Honestly, what is the real difference between the Liberal and New Democratic Party campaign platforms? Mr. Trudeau has made a more compelling and — and as left-wing gadfly and columnist Terry Glavin writes in his Ottawa Citizen column — more rousing argument for change …

“You don’t have to drill down through the finer points of the NDP and Liberal campaign platforms to notice that the few substantial differences in their economic and spending policies can be read in such a way as to situate the Liberals to the left of the NDP. The foreign policy and domestic policy notes on everybody’s election concertinas are in the same key. Terrorism, citizenship revocation, niqabs, trade policy, Syrian refugees and the parties’ tireless wooing of ethnic votes have ended up being at least as entertaining as the competing bread and butter tunes all three parties were hoping to play. But between Mulcair and Trudeau, it’s Trudeau’s renditions that are proving the most rousing.”

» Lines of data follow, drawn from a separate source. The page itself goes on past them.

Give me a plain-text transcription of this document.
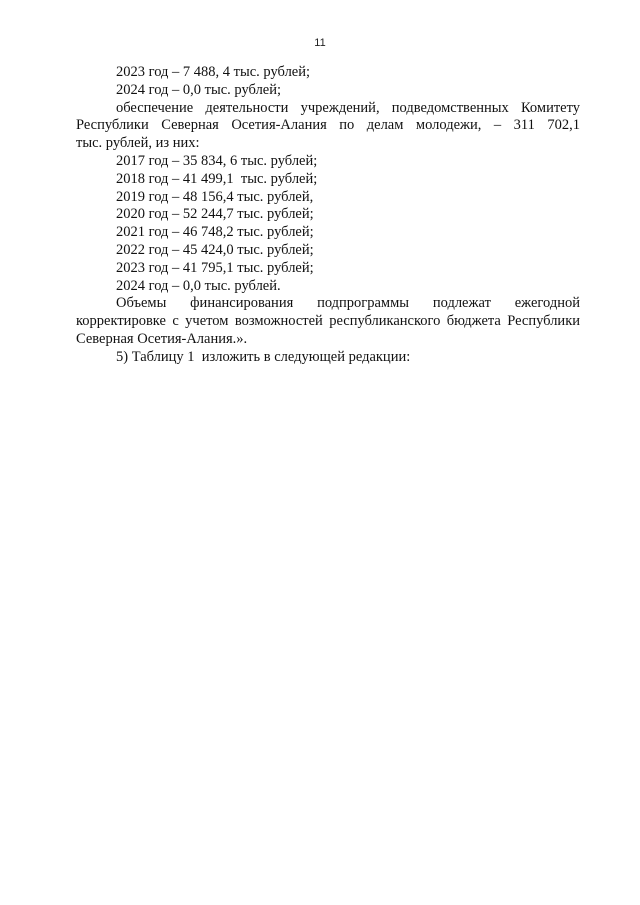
11

2023 год – 7 488, 4 тыс. рублей;

2024 год – 0,0 тыс. рублей;

обеспечение деятельности учреждений, подведомственных Комитету

Республики Северная Осетия-Алания по делам молодежи, – 311 702,1

тыс. рублей, из них:

2017 год – 35 834, 6 тыс. рублей;

2018 год – 41 499,1  тыс. рублей;

2019 год – 48 156,4 тыс. рублей,

2020 год – 52 244,7 тыс. рублей;

2021 год – 46 748,2 тыс. рублей;

2022 год – 45 424,0 тыс. рублей;

2023 год – 41 795,1 тыс. рублей;

2024 год – 0,0 тыс. рублей.

Объемы финансирования подпрограммы подлежат ежегодной

корректировке с учетом возможностей республиканского бюджета Республики

Северная Осетия-Алания.».

5) Таблицу 1  изложить в следующей редакции:
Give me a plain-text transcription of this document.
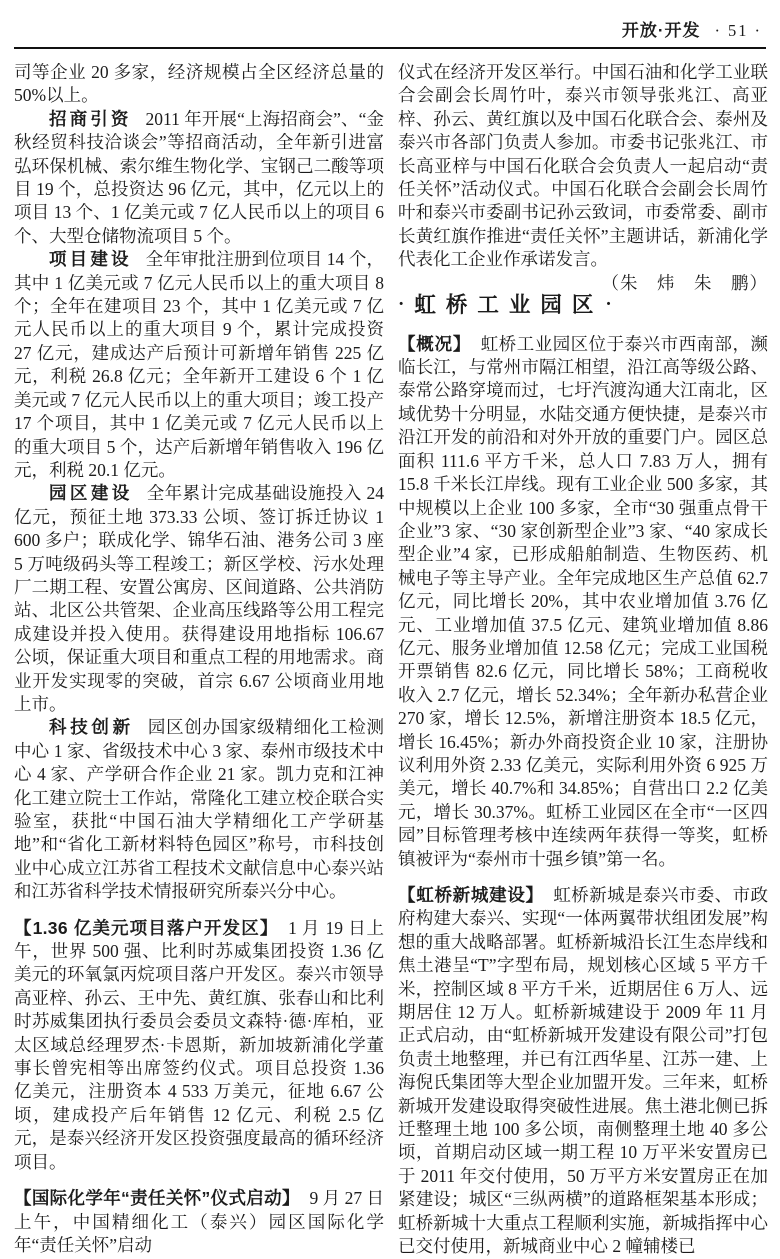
开放·开发 · 51 ·

司等企业 20 多家，经济规模占全区经济总量的 50%以上。

招商引资 2011 年开展“上海招商会”、“金秋经贸科技洽谈会”等招商活动，全年新引进富弘环保机械、索尔维生物化学、宝钢己二酸等项目 19 个，总投资达 96 亿元，其中，亿元以上的项目 13 个、1 亿美元或 7 亿人民币以上的项目 6 个、大型仓储物流项目 5 个。

项目建设 全年审批注册到位项目 14 个，其中 1 亿美元或 7 亿元人民币以上的重大项目 8 个；全年在建项目 23 个，其中 1 亿美元或 7 亿元人民币以上的重大项目 9 个，累计完成投资 27 亿元，建成达产后预计可新增年销售 225 亿元，利税 26.8 亿元；全年新开工建设 6 个 1 亿美元或 7 亿元人民币以上的重大项目；竣工投产 17 个项目，其中 1 亿美元或 7 亿元人民币以上的重大项目 5 个，达产后新增年销售收入 196 亿元，利税 20.1 亿元。

园区建设 全年累计完成基础设施投入 24 亿元，预征土地 373.33 公顷、签订拆迁协议 1 600 多户；联成化学、锦华石油、港务公司 3 座 5 万吨级码头等工程竣工；新区学校、污水处理厂二期工程、安置公寓房、区间道路、公共消防站、北区公共管架、企业高压线路等公用工程完成建设并投入使用。获得建设用地指标 106.67 公顷，保证重大项目和重点工程的用地需求。商业开发实现零的突破，首宗 6.67 公顷商业用地上市。

科技创新 园区创办国家级精细化工检测中心 1 家、省级技术中心 3 家、泰州市级技术中心 4 家、产学研合作企业 21 家。凯力克和江神化工建立院士工作站，常隆化工建立校企联合实验室，获批“中国石油大学精细化工产学研基地”和“省化工新材料特色园区”称号，市科技创业中心成立江苏省工程技术文献信息中心泰兴站和江苏省科学技术情报研究所泰兴分中心。

【1.36 亿美元项目落户开发区】 1 月 19 日上午，世界 500 强、比利时苏威集团投资 1.36 亿美元的环氧氯丙烷项目落户开发区。泰兴市领导高亚梓、孙云、王中先、黄红旗、张春山和比利时苏威集团执行委员会委员文森特·德·库柏，亚太区域总经理罗杰·卡恩斯，新加坡新浦化学董事长曾宪相等出席签约仪式。项目总投资 1.36 亿美元，注册资本 4 533 万美元，征地 6.67 公顷，建成投产后年销售 12 亿元、利税 2.5 亿元，是泰兴经济开发区投资强度最高的循环经济项目。

【国际化学年“责任关怀”仪式启动】 9 月 27 日上午，中国精细化工（泰兴）园区国际化学年“责任关怀”启动

仪式在经济开发区举行。中国石油和化学工业联合会副会长周竹叶，泰兴市领导张兆江、高亚梓、孙云、黄红旗以及中国石化联合会、泰州及泰兴市各部门负责人参加。市委书记张兆江、市长高亚梓与中国石化联合会负责人一起启动“责任关怀”活动仪式。中国石化联合会副会长周竹叶和泰兴市委副书记孙云致词，市委常委、副市长黄红旗作推进“责任关怀”主题讲话，新浦化学代表化工企业作承诺发言。
（朱　炜　朱　鹏）

· 虹桥工业园区 ·

【概况】 虹桥工业园区位于泰兴市西南部，濒临长江，与常州市隔江相望，沿江高等级公路、泰常公路穿境而过，七圩汽渡沟通大江南北，区域优势十分明显，水陆交通方便快捷，是泰兴市沿江开发的前沿和对外开放的重要门户。园区总面积 111.6 平方千米，总人口 7.83 万人，拥有 15.8 千米长江岸线。现有工业企业 500 多家，其中规模以上企业 100 多家，全市“30 强重点骨干企业”3 家、“30 家创新型企业”3 家、“40 家成长型企业”4 家，已形成船舶制造、生物医药、机械电子等主导产业。全年完成地区生产总值 62.7 亿元，同比增长 20%，其中农业增加值 3.76 亿元、工业增加值 37.5 亿元、建筑业增加值 8.86 亿元、服务业增加值 12.58 亿元；完成工业国税开票销售 82.6 亿元，同比增长 58%；工商税收收入 2.7 亿元，增长 52.34%；全年新办私营企业 270 家，增长 12.5%，新增注册资本 18.5 亿元，增长 16.45%；新办外商投资企业 10 家，注册协议利用外资 2.33 亿美元，实际利用外资 6 925 万美元，增长 40.7%和 34.85%；自营出口 2.2 亿美元，增长 30.37%。虹桥工业园区在全市“一区四园”目标管理考核中连续两年获得一等奖，虹桥镇被评为“泰州市十强乡镇”第一名。

【虹桥新城建设】 虹桥新城是泰兴市委、市政府构建大泰兴、实现“一体两翼带状组团发展”构想的重大战略部署。虹桥新城沿长江生态岸线和焦土港呈“T”字型布局，规划核心区域 5 平方千米，控制区域 8 平方千米，近期居住 6 万人、远期居住 12 万人。虹桥新城建设于 2009 年 11 月正式启动，由“虹桥新城开发建设有限公司”打包负责土地整理，并已有江西华星、江苏一建、上海倪氏集团等大型企业加盟开发。三年来，虹桥新城开发建设取得突破性进展。焦土港北侧已拆迁整理土地 100 多公顷，南侧整理土地 40 多公顷，首期启动区域一期工程 10 万平米安置房已于 2011 年交付使用，50 万平方米安置房正在加紧建设；城区“三纵两横”的道路框架基本形成；虹桥新城十大重点工程顺利实施，新城指挥中心已交付使用，新城商业中心 2 幢辅楼已
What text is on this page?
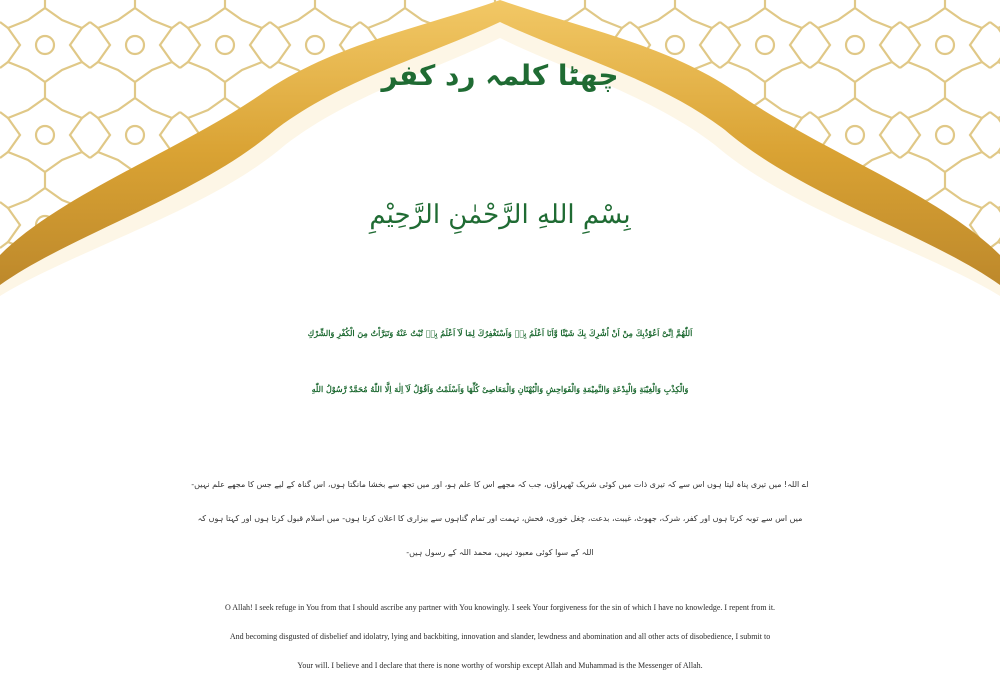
چھٹا کلمہ رد کفر
بِسْمِ اللهِ الرَّحْمٰنِ الرَّحِيْمِ
اَللّٰهُمَّ اِنِّىْٓ اَعُوْذُبِكَ مِنْ اَنْ اُشْرِكَ بِكَ شَيْئًا وَّاَنَا اَعْلَمُ بِهٖ وَاَسْتَغْفِرُكَ لِمَا لَآ اَعْلَمُ بِهٖ تُبْتُ عَنْهُ وَتَبَرَّاْتُ مِنَ الْكُفْرِ وَالشِّرْكِ
وَالْكِذْبِ وَالْغِيْبَةِ وَالْبِدْعَةِ وَالنَّمِيْمَةِ وَالْفَوَاحِشِ وَالْبُهْتَانِ وَالْمَعَاصِىْ كُلِّهَا وَاَسْلَمْتُ وَاَقُوْلُ لَآ اِلٰهَ اِلَّا اللّٰهُ مُحَمَّدٌ رَّسُوْلُ اللّٰهِ
اے اللہ! میں تیری پناہ لیتا ہوں اس سے کہ تیری ذات میں کوئی شریک ٹھہراؤں، جب کہ مجھے اس کا علم ہو، اور میں تجھ سے بخشا مانگتا ہوں، اس گناہ کے لیے جس کا مجھے علم نہیں-
میں اس سے توبہ کرتا ہوں اور کفر، شرک، جھوٹ، غیبت، بدعت، چغل خوری، فحش، تہمت اور تمام گناہوں سے بیزاری کا اعلان کرتا ہوں- میں اسلام قبول کرتا ہوں اور کہتا ہوں کہ
اللہ کے سوا کوئی معبود نہیں، محمد اللہ کے رسول ہیں-
O Allah! I seek refuge in You from that I should ascribe any partner with You knowingly. I seek Your forgiveness for the sin of which I have no knowledge. I repent from it.
And becoming disgusted of disbelief and idolatry, lying and backbiting, innovation and slander, lewdness and abomination and all other acts of disobedience, I submit to
Your will. I believe and I declare that there is none worthy of worship except Allah and Muhammad is the Messenger of Allah.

Glavin then goes on to write about Trudeau’s inspiring leadership …

“While Mulcair gives the impression of mostly being aggravated by the Conservatives’ deucedly fiendish campaign chess moves, Trudeau relishes the fight, insisting that what is at stake are inviolable frontiers that decent societies must never allow to be crossed. Hallowed boundaries circle the dignity of the individual and the rights of citizenship, Trudeau will tell you, and fleeting assumptions about the civic good or national security, no matter how popular, must not be permitted to trespass across them.”

“That’s the sterner stuff of liberal idealism. It is a devil of a thing to champion effectively at the best of times, but it is the difficult philosophical standpoint that Trudeau has been most vigorously and extemporaneously defending. What does Mulcair stand for again? What does Harper stand for?”

While it is true that Tom Mulcair and the New Democrats have not necessarily made any discernible faux pas during the course of the 42nd national election campaign, Tom Mulcair and the New Democratic Party of Canada have failed to galvanize their initial support as the best alternative to a tired and out of touch Conservative Party — which is too bad, really.
For, make no mistake, Tom Mulcair and the New Democrats — even given the lacklustre nature of their campaign, and their utter failure to inspire the imaginations of Canadians on the topic of a fairer Canada — remain the singular party of principle on the national scene, the one federal and provincial political party that will always, always, always support and further the aspirations of working Canadians for a better future for themselves and for their families, and in the process … a better Canada.

2015 Canadian Federal election: Vote for Change

On Monday, October 19th make your voice heard. As we’ve written previously, consult with Éric Grenier’s threehundredeight.com, and make sure that you cast a ballot for the Liberal or NDP candidate in your riding who will best be able to defeat the Conservative candidate on the ballot.